No solo estamos eliminando la diversión en la escuela, sino que no les estamos dando a estos estudiantes experiencias valiosas que podrían no estar obteniendo en otro lugar. Me sorprende cuando los niños me dicen que no tienen marcadores en casa o que nunca han hecho un collar. Ver a un niño usar cinta te dejará boquiabierto (como, en serio, Billy … tienes que conecta dos cosas con cinta adhesiva Ponerlo en una hoja de papel en realidad no logra nada. De todos modos, me estoy desviando …).

Cuando pregunto qué van a hacer mis alumnos en un día agradable, la mayoría de las veces me aparece “voy a jugar videojuegos” o “jugaré en mi iPad”. Muchos niños en estos días no están armando rompecabezas, haciendo arte con pegamento y plumas brillantes, o haciendo máscaras para una obra de teatro que crearon cuando están en casa. Sé que los robots parecen estar cada vez más arraigados en nuestras vidas, pero estoy empezando a preocuparme de que nos estemos convirtiendo en robots.

Salimos orgullosamente con nuestros sombreros de marmota el otro día, y no fuimos interrogados. Sin embargo, estaba listo con “Los hicimos como parte del conjunto anticipatorio para crear nuestras revistas de seguimiento del clima de seis semanas en las que recopilaremos datos y graficaremos nuestros resultados”.

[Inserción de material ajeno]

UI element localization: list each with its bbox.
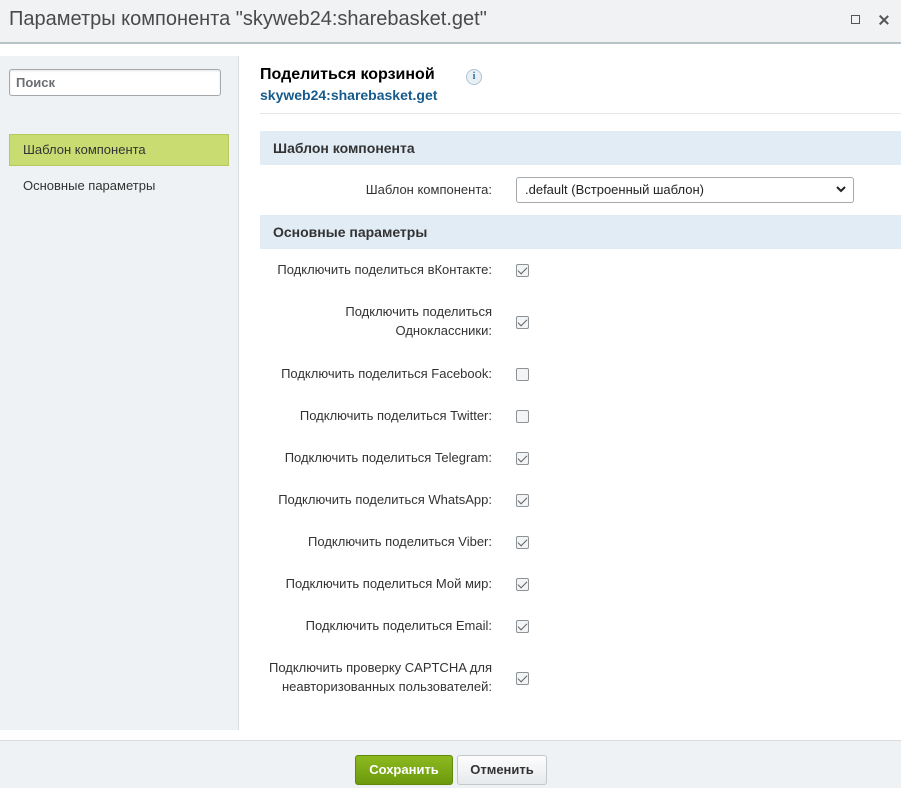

Cuando me encuentro con el administrador en el pasillo y me disparan un “¿Dónde están los niños?” y respondo con un sarcástico “Ah, tienen algunas páginas para colorear, está bien” me duele un poco el corazón porque saber mis hijos no sólo estar coloreando

Padres, aman el arte. Cuelgalo. Muéstralo con orgullo. Su hijo se sentirá importante y el maestro de su hijo gana. La infancia gana. La felicidad gana.